Über Kriechverhältnis und Systemwirkungsgrad
Beispiele zum Kriechverhältnis
Diese Beispiele verwenden dieselben Einheiten für tatsächliche und theoretische Ausgabe.
| Eingaben | Ergebnisse | Einordnung |
|---|---|---|
| Tatsächlich 85, theoretisch 100 | Verhältnis 0.85; Wirkungsgrad 85% | Die Ausgabe liegt 15% unter der Referenz. |
| Tatsächlich 72 kW, theoretisch 80 kW | Verhältnis 0.90; Wirkungsgrad 90% | Das System liefert neun Zehntel der Nennleistung. |
| Tatsächlich 102 Einheiten, theoretisch 100 Einheiten | Verhältnis 1.02; Wirkungsgrad 102% | Die gemessene Ausgabe übersteigt die gewählte Referenz. |
So berechnen Sie das Kriechverhältnis
- Messen Sie die tatsächliche Systemausgabe im zu bewertenden Betriebszustand.

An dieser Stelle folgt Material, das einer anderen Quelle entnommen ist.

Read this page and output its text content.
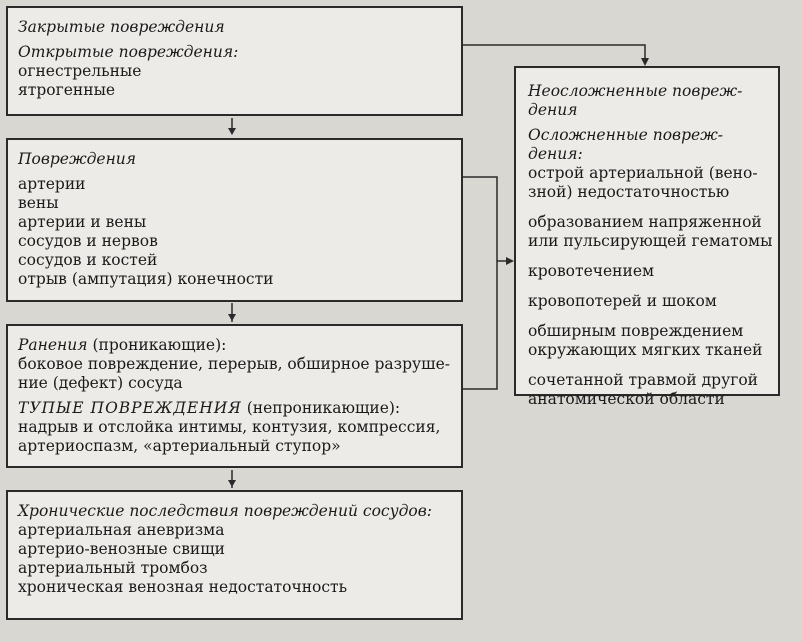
Закрытые повреждения
Открытые повреждения:
огнестрельные
ятрогенные
Повреждения
артерии
вены
артерии и вены
сосудов и нервов
сосудов и костей
отрыв (ампутация) конечности
Ранения (проникающие):
боковое повреждение, перерыв, обширное разруше-
ние (дефект) сосуда
ТУПЫЕ ПОВРЕЖДЕНИЯ (непроникающие):
надрыв и отслойка интимы, контузия, компрессия,
артериоспазм, «артериальный ступор»
Хронические последствия повреждений сосудов:
артериальная аневризма
артерио-венозные свищи
артериальный тромбоз
хроническая венозная недостаточность
Неосложненные повреж-
дения
Осложненные повреж-
дения:
острой артериальной (вено-
зной) недостаточностью
образованием напряженной
или пульсирующей гематомы
кровотечением
кровопотерей и шоком
обширным повреждением
окружающих мягких тканей
сочетанной травмой другой
анатомической области
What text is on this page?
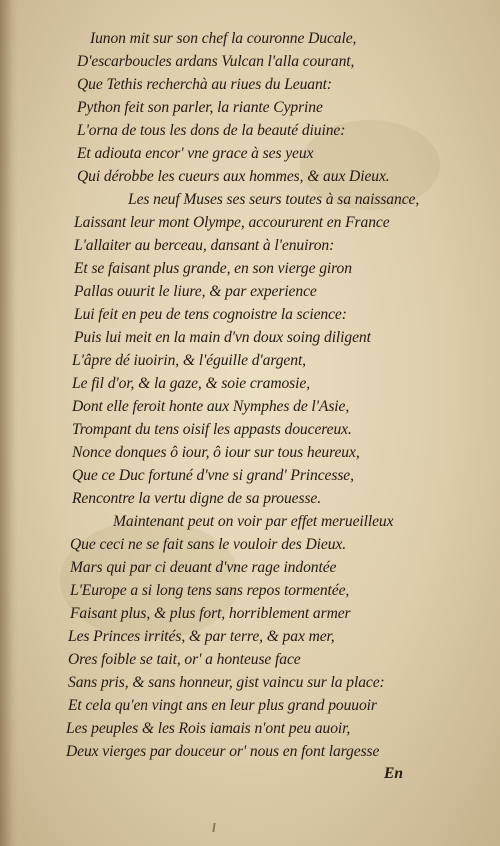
Iunon mit sur son chef la couronne Ducale,
D'escarboucles ardans Vulcan l'alla courant,
Que Tethis recherchà au riues du Leuant:
Python feit son parler, la riante Cyprine
L'orna de tous les dons de la beauté diuine:
Et adiouta encor' vne grace à ses yeux
Qui dérobbe les cueurs aux hommes, & aux Dieux.
Les neuf Muses ses seurs toutes à sa naissance,
Laissant leur mont Olympe, accoururent en France
L'allaiter au berceau, dansant à l'enuiron:
Et se faisant plus grande, en son vierge giron
Pallas ouurit le liure, & par experience
Lui feit en peu de tens cognoistre la science:
Puis lui meit en la main d'vn doux soing diligent
L'âpre dé iuoirin, & l'éguille d'argent,
Le fil d'or, & la gaze, & soie cramosie,
Dont elle feroit honte aux Nymphes de l'Asie,
Trompant du tens oisif les appasts doucereux.
Nonce donques ô iour, ô iour sur tous heureux,
Que ce Duc fortuné d'vne si grand' Princesse,
Rencontre la vertu digne de sa prouesse.
Maintenant peut on voir par effet merueilleux
Que ceci ne se fait sans le vouloir des Dieux.
Mars qui par ci deuant d'vne rage indontée
L'Europe a si long tens sans repos tormentée,
Faisant plus, & plus fort, horriblement armer
Les Princes irrités, & par terre, & pax mer,
Ores foible se tait, or' a honteuse face
Sans pris, & sans honneur, gist vaincu sur la place:
Et cela qu'en vingt ans en leur plus grand pouuoir
Les peuples & les Rois iamais n'ont peu auoir,
Deux vierges par douceur or' nous en font largesse
En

- Geben Sie die zugehörige theoretische, ideale oder Nennausgabe in derselben Einheit ein.
- Wählen Sie Kriechverhältnis berechnen, um tatsächliche durch theoretische Ausgabe zu teilen.
- Betrachten Sie Dezimalverhältnis, prozentualen Wirkungsgrad und Leistungsverlust gemeinsam.
Häufig gestellte Fragen
Welche Formel verwendet der Rechner?
Das Kriechverhältnis ist tatsächliche Ausgabe geteilt durch theoretische Ausgabe. Der Wirkungsgrad entspricht diesem Verhältnis mal hundert Prozent.

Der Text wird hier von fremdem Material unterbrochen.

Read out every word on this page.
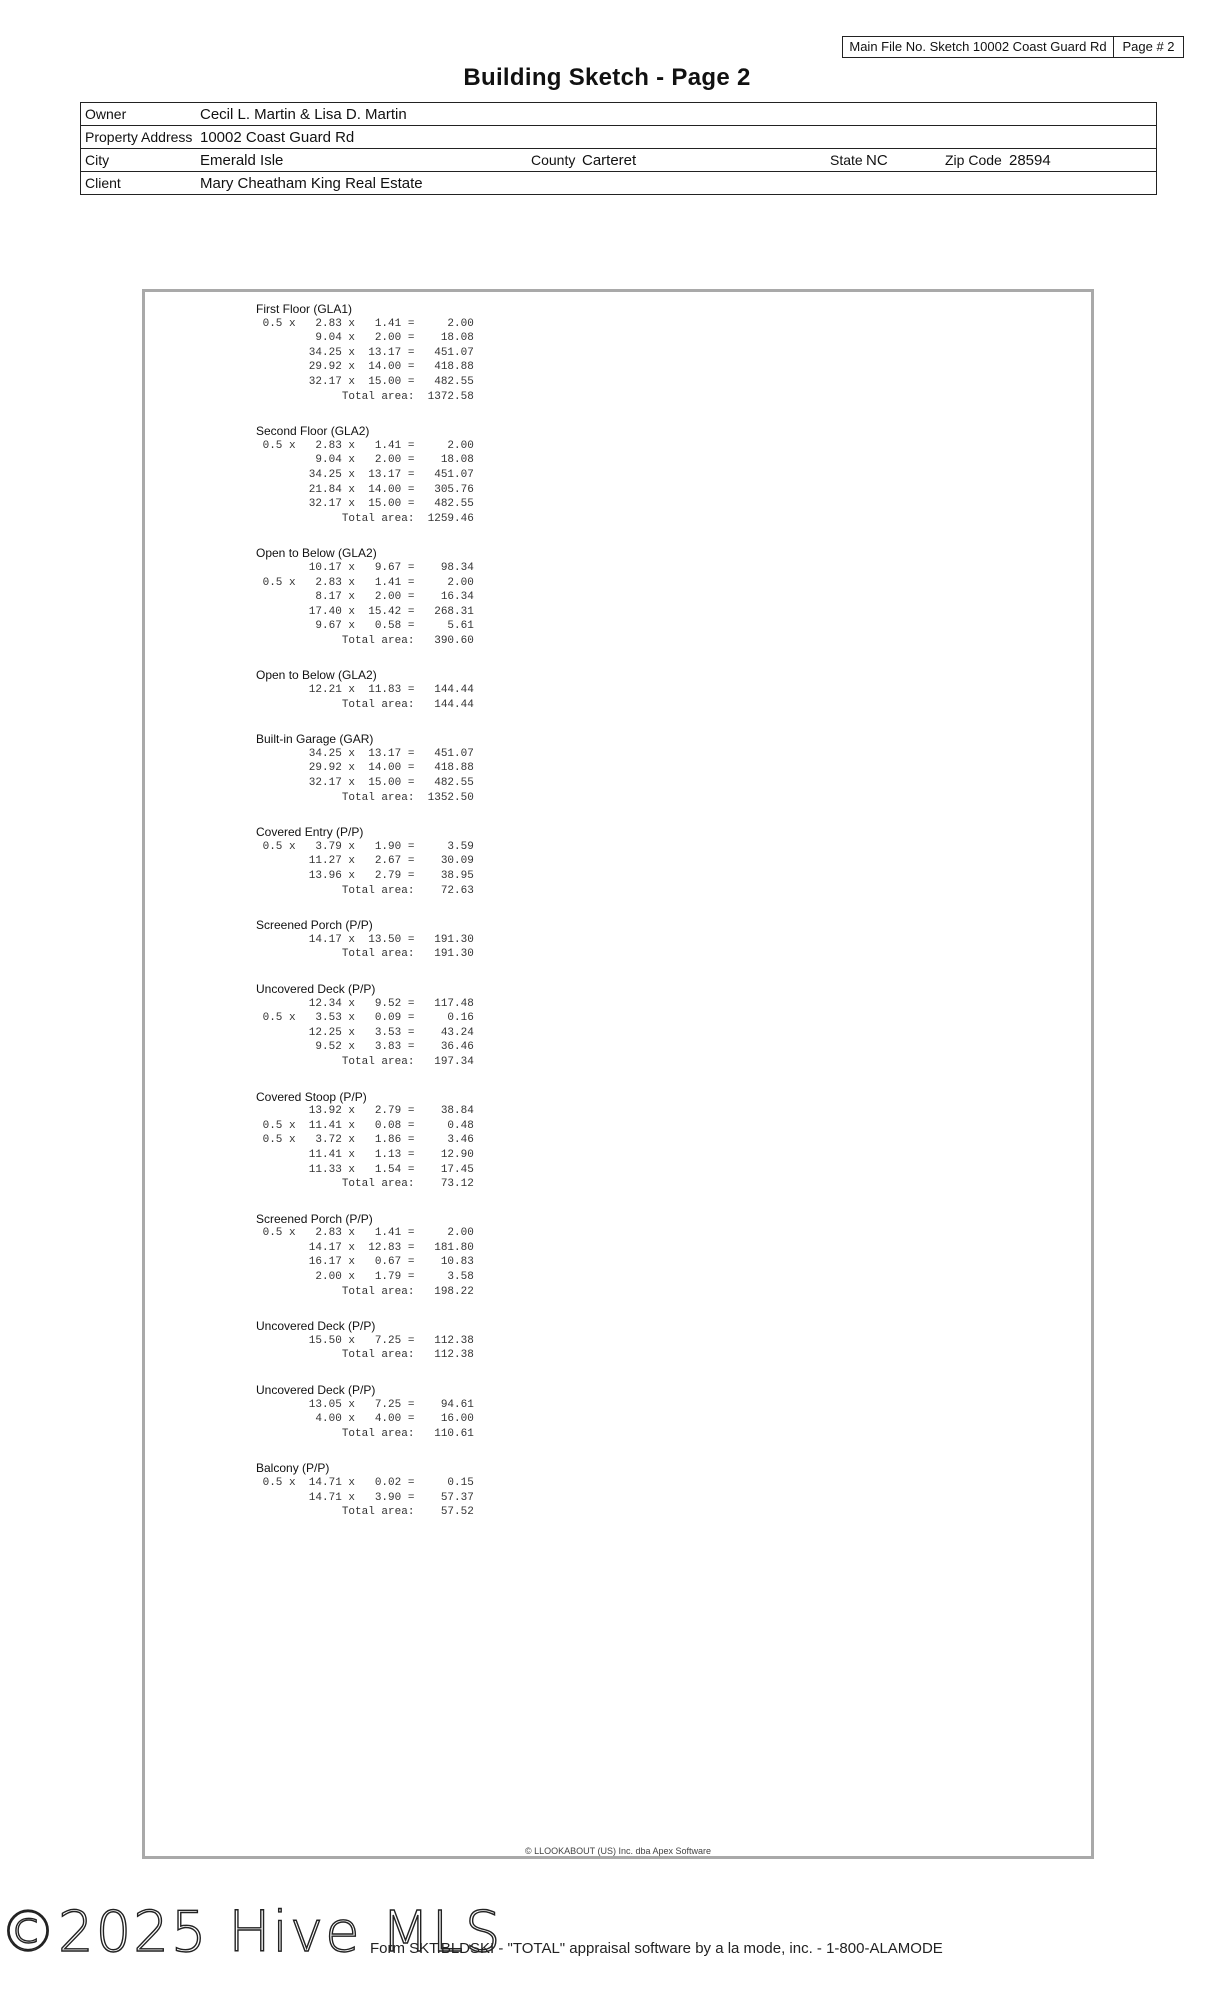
Main File No. Sketch 10002 Coast Guard Rd	Page # 2
Building Sketch - Page 2
Owner	Cecil L. Martin & Lisa D. Martin
Property Address 10002 Coast Guard Rd
City	Emerald Isle	County Carteret	State NC	Zip Code 28594
Client	Mary Cheatham King Real Estate
First Floor (GLA1)
0.5 x   2.83 x   1.41 =     2.00
9.04 x   2.00 =    18.08
34.25 x  13.17 =   451.07
29.92 x  14.00 =   418.88
32.17 x  15.00 =   482.55
Total area:  1372.58
Second Floor (GLA2)
0.5 x   2.83 x   1.41 =     2.00
9.04 x   2.00 =    18.08
34.25 x  13.17 =   451.07
21.84 x  14.00 =   305.76
32.17 x  15.00 =   482.55
Total area:  1259.46
Open to Below (GLA2)
10.17 x   9.67 =    98.34
0.5 x   2.83 x   1.41 =     2.00
8.17 x   2.00 =    16.34
17.40 x  15.42 =   268.31
9.67 x   0.58 =     5.61
Total area:   390.60
Open to Below (GLA2)
12.21 x  11.83 =   144.44
Total area:   144.44
Built-in Garage (GAR)
34.25 x  13.17 =   451.07
29.92 x  14.00 =   418.88
32.17 x  15.00 =   482.55
Total area:  1352.50
Covered Entry (P/P)
0.5 x   3.79 x   1.90 =     3.59
11.27 x   2.67 =    30.09
13.96 x   2.79 =    38.95
Total area:    72.63
Screened Porch (P/P)
14.17 x  13.50 =   191.30
Total area:   191.30
Uncovered Deck (P/P)
12.34 x   9.52 =   117.48
0.5 x   3.53 x   0.09 =     0.16
12.25 x   3.53 =    43.24
9.52 x   3.83 =    36.46
Total area:   197.34
Covered Stoop (P/P)
13.92 x   2.79 =    38.84
0.5 x  11.41 x   0.08 =     0.48
0.5 x   3.72 x   1.86 =     3.46
11.41 x   1.13 =    12.90
11.33 x   1.54 =    17.45
Total area:    73.12
Screened Porch (P/P)
0.5 x   2.83 x   1.41 =     2.00
14.17 x  12.83 =   181.80
16.17 x   0.67 =    10.83
2.00 x   1.79 =     3.58
Total area:   198.22
Uncovered Deck (P/P)
15.50 x   7.25 =   112.38
Total area:   112.38
Uncovered Deck (P/P)
13.05 x   7.25 =    94.61
4.00 x   4.00 =    16.00
Total area:   110.61
Balcony (P/P)
0.5 x  14.71 x   0.02 =     0.15
14.71 x   3.90 =    57.37
Total area:    57.52
© LLOOKABOUT (US) Inc. dba Apex Software
©2025 Hive MLS
Form SKT.BLDSKI - "TOTAL" appraisal software by a la mode, inc. - 1-800-ALAMODE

Hat das Kriechverhältnis eine Einheit?
Nein. Gleiche Einheiten kürzen sich bei der Division heraus, daher ist es dimensionslos. Beide Eingaben müssen trotzdem dieselbe Einheit und dieselbe Größe darstellen.
Was bedeutet ein Kriechverhältnis unter eins?
Die tatsächliche Ausgabe liegt unter der gewählten theoretischen Referenz. Der angezeigte Leistungsverlust beziffert den Unterschied in Prozent.
Kann der Wirkungsgrad über hundert Prozent liegen?
Rechnerisch ja, wenn die tatsächliche Ausgabe über der Referenz liegt. Prüfen Sie Referenzdefinition, Einheiten, Betriebsbedingungen und Messungen vor der Interpretation.
Kann das Verhältnis die Verlustursache diagnostizieren?
Nein. Es misst die Größe der Ausgabelücke, nicht deren Ursache. Weitere Versuche sind nötig, um Reibung, Wärme, Kalibrierung, Belastung und andere Einflüsse zu unterscheiden.